Adam B. Hutchinson-Jaffe, MD, of the Terrence Donnelly Heart Centre, University of Toronto in Ontario, and colleagues evaluated the differences of clinical characteristics and in-hospital and discharge management of 13,556 patients admitted to the hospital with non-ST-segment elevation ACS.
The present study included only patients with non–ST-segment elevation ACS (14,205 patients)— 649 patients were excluded due to missing data. Patients were enrolled from 51 centers in ACS I (3,125 patients, 1999 to 2001), 36 centers in ACS II (1,956 patients, 2002 to 2003), and 48 centers in the GRACE/CANRACE (8,475 patients, 2004 to 2008). All of the aforementioned were prospective, multi-center, observational registries of ACS patients admitted to the hospital.
Hutchinson-Jaffe and colleagues used the data to stratify patients into subgroups: those who participated in RCTs and those who did not.
According to the researchers, 8.3 percent of participants were in RCTs: 388 patients from the Canadian ACS I and 216 from the ACS II registries and 522 patients from GRACE and CANRACE.
“Patients enrolled in clinical trials were more likely to be administered acetylsalicylic acid, unfractionated heparin, and glycoprotein IIb/IIIa inhibitors within 24 hours of admission,” the authors wrote. Additionally, they also were more likely to undergo coronary angiography, PCI, CABG or a revascularization procedure and were more likely to be discharged on acetylsalicylic acid and thienophyridine.

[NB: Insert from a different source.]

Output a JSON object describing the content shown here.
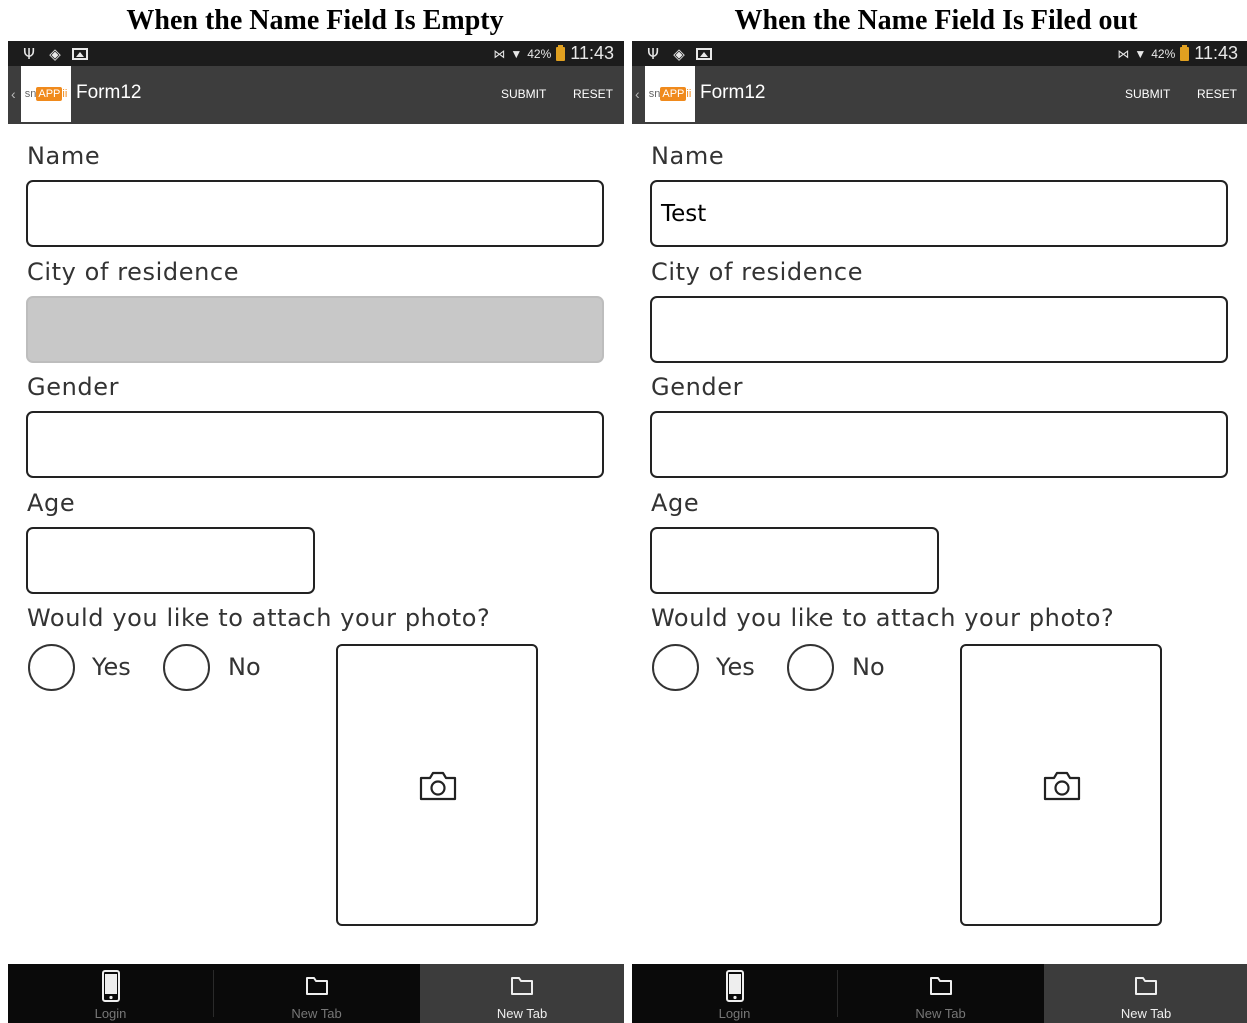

The researchers found that there was a significantly higher mortality rate in patients who were not enrolled in RCTs. After the researchers adjusted for a baseline risk using the GRACE risk score, they found that being enrolled in a randomized clinical trial was not an independent predictor of in-hospital mortality. However, they did find that there were a higher number of deaths and re-MIs for patients who were not enrolled in the GRACE/CANRACE clinical trials.
Looking at one-year follow-up data from the ACS I and II registries, the researchers found that patients enrolled in clinical trials were more likely to be prescribed acetylsalicylic acid, oral antiplatelets or anticoagulants and lipid-lowering therapies.

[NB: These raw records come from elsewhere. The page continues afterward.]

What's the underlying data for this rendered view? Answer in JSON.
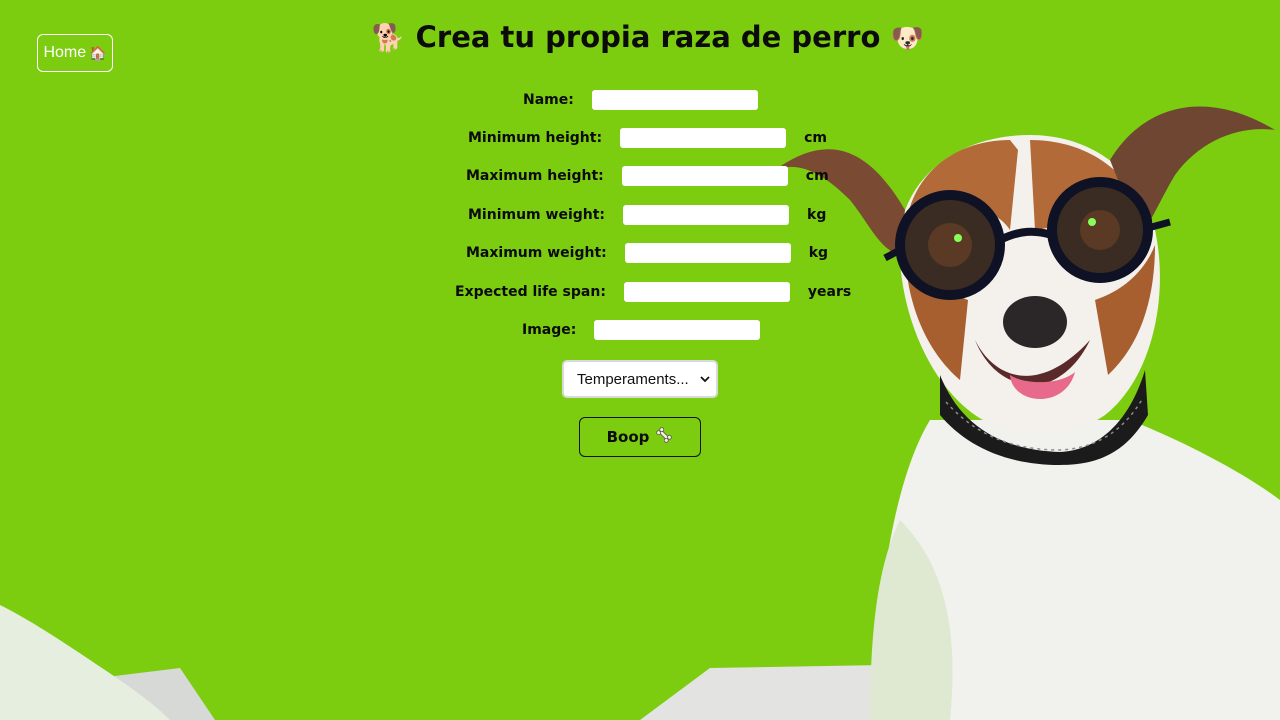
{
  "nav": {
    "home_label": "Home",
    "home_icon": "house-icon"
  },
  "header": {
    "title": "Crea tu propia raza de perro",
    "left_emoji": "🐕",
    "right_emoji": "🐶"
  },
  "form": {
    "fields": [
      {
        "label": "Name:",
        "value": "",
        "unit": ""
      },
      {
        "label": "Minimum height:",
        "value": "",
        "unit": "cm"
      },
      {
        "label": "Maximum height:",
        "value": "",
        "unit": "cm"
      },
      {
        "label": "Minimum weight:",
        "value": "",
        "unit": "kg"
      },
      {
        "label": "Maximum weight:",
        "value": "",
        "unit": "kg"
      },
      {
        "label": "Expected life span:",
        "value": "",
        "unit": "years"
      },
      {
        "label": "Image:",
        "value": "",
        "unit": ""
      }
    ],
    "temperaments_select": "Temperaments...",
    "submit_label": "Boop",
    "submit_icon": "bone-icon"
  },
  "colors": {
    "background": "#7ccd10",
    "text": "#0b0b0b",
    "field": "#ffffff"
  }
}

Mortality rates were higher for those not enrolled in clinical trials compared to patients who were enrolled in clinical trials, 8.9 percent versus 6.3 percent, respectively (ACS data). However, death/re-MI rates were similar, 15.7 percent versus 14.7 percent, respectively.
Cardiac arrest, previous heart failure, female gender, older age, creatinine levels (per 10-µmol/L higher) and higher heart rates (per 10-beats/min higher) were independent negative predictors of enrollment.

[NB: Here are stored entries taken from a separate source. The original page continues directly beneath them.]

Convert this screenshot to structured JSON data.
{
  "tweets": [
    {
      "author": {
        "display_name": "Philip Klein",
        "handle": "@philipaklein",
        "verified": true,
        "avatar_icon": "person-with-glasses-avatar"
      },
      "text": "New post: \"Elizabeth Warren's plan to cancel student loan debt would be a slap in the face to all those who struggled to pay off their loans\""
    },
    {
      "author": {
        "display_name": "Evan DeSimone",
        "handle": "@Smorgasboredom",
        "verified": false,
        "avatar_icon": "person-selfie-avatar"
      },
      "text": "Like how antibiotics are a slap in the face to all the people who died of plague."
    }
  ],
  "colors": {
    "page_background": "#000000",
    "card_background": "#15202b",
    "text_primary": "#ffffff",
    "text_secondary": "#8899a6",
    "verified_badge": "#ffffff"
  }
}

“In the present study of four registries accrued over the previous decade (1999 to 2008), patients enrolled in clinical trials were more likely to be given evidence-based therapies during hospitalization and at one-year follow-up,” the authors wrote.
At one year, the researchers found significantly less use of lipid-lowering drugs and invasive procedures in patients not enrolled in randomized clinical trials.
The researchers said that limitations stemmed from the fact that "these data are observational in nature, and thus no conclusion regarding cause and effect can be formulated." But, they wrote that because it is "not feasible to randomize patients to RCT participation (vs no participation), only observational studies can address such issues.
“Our findings suggest that undertreatment, or lower adherence to proved therapies, may in part account for the worse outcome of patients not enrolled in clinical trials,” they noted. The researchers urged that large scale RCTs are needed, particularly for patients at high-risk—such as those with renal and heart failure.
“Clinicians in the ‘real world’ need to treat each patient as an individual, taking into account the risks and benefits of a particular intervention, while attempting to apply evidence-based therapies whenever possible,” the authors concluded.